Daniel Levitin, psicologo cognitivo e un neuroscienziato che oggi insegna presso
la McGill University di Montreal, possiede un solido background alternativo come
chitarrista rock, compositore e arrangiatore. Per questo libro si è confrontato
con gli studi di settore e, insieme, fedele ai propri trascorsi, con calibri del
pop come Sting, Joni Mitchell, David Byrne e Paul Simon.
Levitin pesca gli esempi per dimostrare le sue teorie, a volte complesse, tra i
brani pop/rock più celebri dagli anni Sessanta ad oggi; gli stessi che hanno condito
(e condizionato) la sua esistenza, come la nostra, stabilendo con il lettore una
forte base comune di esperienze.
Nel suo lavoro fa cortocircuitare analisi cerebrali, storia recente, indagini antropologiche,
note sociologiche e altri saperi multidisciplinari per dimostrare che siamo individui
cantanti ancor prima che parlanti.
Discorsi che raggiungono l'essenza intima dell'uomo, i suoi processi mentali profondi,
la chimica del corpo; che affondano nel DNA dell'individuo, nella sua evoluzione,
tirando in ballo i tempi lunghissimi della storia millenaria.
Gli esperimenti, condotti ascoltando un pezzo musicale gradito all'orecchio, dimostrano
in quale modo si attivino le stesse aree neuronali e si scatenino i medesimi processi
chimici generati dalle esperienze di piacere intenso, come si provano per un cibo
appetitoso o per il sesso. Al centro ci sono la dopamina, l'ossitocina. Questione
di sostanze, più che di "sentimenti". Oppure ancora di un tutto più consistente
della somma delle parti. E l'autore conclude dimostrando l'importanza sociale della
musica per la comunità umana, su basi profondamente diverse rispetto a quelle abituali
negli studi di storia della musica o di sociologia.

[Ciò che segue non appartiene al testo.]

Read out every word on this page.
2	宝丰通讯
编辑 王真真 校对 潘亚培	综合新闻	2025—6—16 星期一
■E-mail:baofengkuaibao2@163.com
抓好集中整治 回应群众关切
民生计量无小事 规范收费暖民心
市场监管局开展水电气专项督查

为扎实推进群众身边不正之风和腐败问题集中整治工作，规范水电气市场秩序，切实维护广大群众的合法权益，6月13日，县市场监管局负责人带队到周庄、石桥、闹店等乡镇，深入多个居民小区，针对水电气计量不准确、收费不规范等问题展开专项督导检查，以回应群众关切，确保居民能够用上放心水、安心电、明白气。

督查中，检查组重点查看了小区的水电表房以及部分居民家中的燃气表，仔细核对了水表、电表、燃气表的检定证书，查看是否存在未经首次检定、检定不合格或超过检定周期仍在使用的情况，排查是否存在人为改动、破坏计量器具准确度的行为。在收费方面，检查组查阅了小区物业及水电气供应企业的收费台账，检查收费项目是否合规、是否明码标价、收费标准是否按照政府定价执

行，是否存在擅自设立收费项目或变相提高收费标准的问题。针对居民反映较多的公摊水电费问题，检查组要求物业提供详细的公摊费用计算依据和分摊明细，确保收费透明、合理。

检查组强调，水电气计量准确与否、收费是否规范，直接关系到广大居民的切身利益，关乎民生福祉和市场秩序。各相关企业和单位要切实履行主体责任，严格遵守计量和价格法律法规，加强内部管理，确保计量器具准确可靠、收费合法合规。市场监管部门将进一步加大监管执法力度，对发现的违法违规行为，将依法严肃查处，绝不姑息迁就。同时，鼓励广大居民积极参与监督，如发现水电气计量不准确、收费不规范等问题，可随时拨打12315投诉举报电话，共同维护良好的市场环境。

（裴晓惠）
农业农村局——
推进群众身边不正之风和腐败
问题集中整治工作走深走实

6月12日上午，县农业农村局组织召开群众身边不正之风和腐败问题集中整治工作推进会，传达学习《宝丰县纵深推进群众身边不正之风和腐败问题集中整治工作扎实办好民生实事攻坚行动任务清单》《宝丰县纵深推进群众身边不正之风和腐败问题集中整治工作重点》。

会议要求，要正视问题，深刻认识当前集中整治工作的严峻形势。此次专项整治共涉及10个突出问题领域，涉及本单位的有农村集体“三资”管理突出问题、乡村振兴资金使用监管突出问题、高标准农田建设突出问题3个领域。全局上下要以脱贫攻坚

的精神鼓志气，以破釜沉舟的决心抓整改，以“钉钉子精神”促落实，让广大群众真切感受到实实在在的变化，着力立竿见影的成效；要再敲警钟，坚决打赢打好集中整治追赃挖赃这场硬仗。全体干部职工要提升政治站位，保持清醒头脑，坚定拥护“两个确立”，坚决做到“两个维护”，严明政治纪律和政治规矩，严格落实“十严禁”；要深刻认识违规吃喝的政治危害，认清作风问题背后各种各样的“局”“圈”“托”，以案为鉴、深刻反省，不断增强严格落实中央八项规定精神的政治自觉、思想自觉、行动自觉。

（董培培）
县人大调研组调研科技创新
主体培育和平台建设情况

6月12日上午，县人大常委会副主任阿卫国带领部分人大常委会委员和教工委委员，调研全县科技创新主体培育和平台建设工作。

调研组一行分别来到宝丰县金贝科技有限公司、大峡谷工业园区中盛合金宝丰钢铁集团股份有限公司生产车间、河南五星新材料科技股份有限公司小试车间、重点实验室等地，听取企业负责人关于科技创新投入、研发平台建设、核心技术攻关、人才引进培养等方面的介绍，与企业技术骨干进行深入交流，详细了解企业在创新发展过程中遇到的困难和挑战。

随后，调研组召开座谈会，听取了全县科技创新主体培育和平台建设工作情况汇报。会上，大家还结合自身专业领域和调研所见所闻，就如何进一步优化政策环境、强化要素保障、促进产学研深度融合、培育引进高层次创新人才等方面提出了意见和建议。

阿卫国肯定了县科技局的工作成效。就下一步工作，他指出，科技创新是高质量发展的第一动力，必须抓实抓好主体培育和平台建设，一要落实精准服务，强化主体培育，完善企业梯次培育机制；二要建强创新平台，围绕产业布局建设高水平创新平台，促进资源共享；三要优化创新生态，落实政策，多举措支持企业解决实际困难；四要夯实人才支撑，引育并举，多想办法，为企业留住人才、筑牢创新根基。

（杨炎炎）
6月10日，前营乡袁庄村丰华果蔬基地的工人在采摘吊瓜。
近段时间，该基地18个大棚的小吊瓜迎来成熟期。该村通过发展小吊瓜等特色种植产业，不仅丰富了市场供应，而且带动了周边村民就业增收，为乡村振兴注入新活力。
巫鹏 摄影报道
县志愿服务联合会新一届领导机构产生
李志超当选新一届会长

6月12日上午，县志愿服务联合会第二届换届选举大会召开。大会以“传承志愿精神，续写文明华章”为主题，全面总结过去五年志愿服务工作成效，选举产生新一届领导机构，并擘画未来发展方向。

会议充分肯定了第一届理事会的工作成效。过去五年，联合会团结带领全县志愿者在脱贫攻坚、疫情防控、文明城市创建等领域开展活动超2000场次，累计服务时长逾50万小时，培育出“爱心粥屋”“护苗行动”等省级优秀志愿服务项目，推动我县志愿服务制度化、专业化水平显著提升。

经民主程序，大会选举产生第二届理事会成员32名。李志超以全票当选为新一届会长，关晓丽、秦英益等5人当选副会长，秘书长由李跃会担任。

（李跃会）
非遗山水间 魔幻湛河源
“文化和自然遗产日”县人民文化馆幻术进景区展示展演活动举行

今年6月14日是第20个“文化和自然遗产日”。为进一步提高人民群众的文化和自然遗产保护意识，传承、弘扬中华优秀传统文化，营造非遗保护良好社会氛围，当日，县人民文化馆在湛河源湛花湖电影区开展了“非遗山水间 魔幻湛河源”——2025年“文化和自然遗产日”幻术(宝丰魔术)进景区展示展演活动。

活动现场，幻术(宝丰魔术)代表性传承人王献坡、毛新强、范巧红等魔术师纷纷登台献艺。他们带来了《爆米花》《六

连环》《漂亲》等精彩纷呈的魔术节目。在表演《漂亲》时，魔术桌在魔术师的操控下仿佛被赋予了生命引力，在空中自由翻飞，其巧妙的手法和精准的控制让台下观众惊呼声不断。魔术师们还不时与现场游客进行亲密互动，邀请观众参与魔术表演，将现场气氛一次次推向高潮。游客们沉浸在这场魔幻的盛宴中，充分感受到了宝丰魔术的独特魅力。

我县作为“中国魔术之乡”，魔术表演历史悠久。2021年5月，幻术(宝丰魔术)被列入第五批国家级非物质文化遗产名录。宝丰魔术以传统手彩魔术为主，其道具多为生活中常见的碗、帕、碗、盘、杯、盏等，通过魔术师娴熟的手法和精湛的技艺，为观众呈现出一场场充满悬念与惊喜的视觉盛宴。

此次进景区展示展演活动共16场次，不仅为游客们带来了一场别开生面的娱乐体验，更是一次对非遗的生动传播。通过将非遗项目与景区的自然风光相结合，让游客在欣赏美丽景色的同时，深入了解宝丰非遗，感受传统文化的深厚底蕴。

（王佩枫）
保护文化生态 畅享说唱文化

Ritengo che siano stati proprio il canto e il movimento sincrono e coordinato
a creare i più forti legami tra i primi umani, o proto-umani, e che grazie a ciò
i nostri antenati siano poi giunti alla formazione di comunità più numerose, fino
alle società come le conosciamo oggi.
Molti sono i passaggi in cui l'indagine di Levitin tocca aspetti vitali della musica
nera come la pratica nella canzone religiosa del canto asincrono responsoriale,
che copre generi che vanno dal gospel al jazz, a tutta la black music (call and
response), per arrivare al pop contemporaneo.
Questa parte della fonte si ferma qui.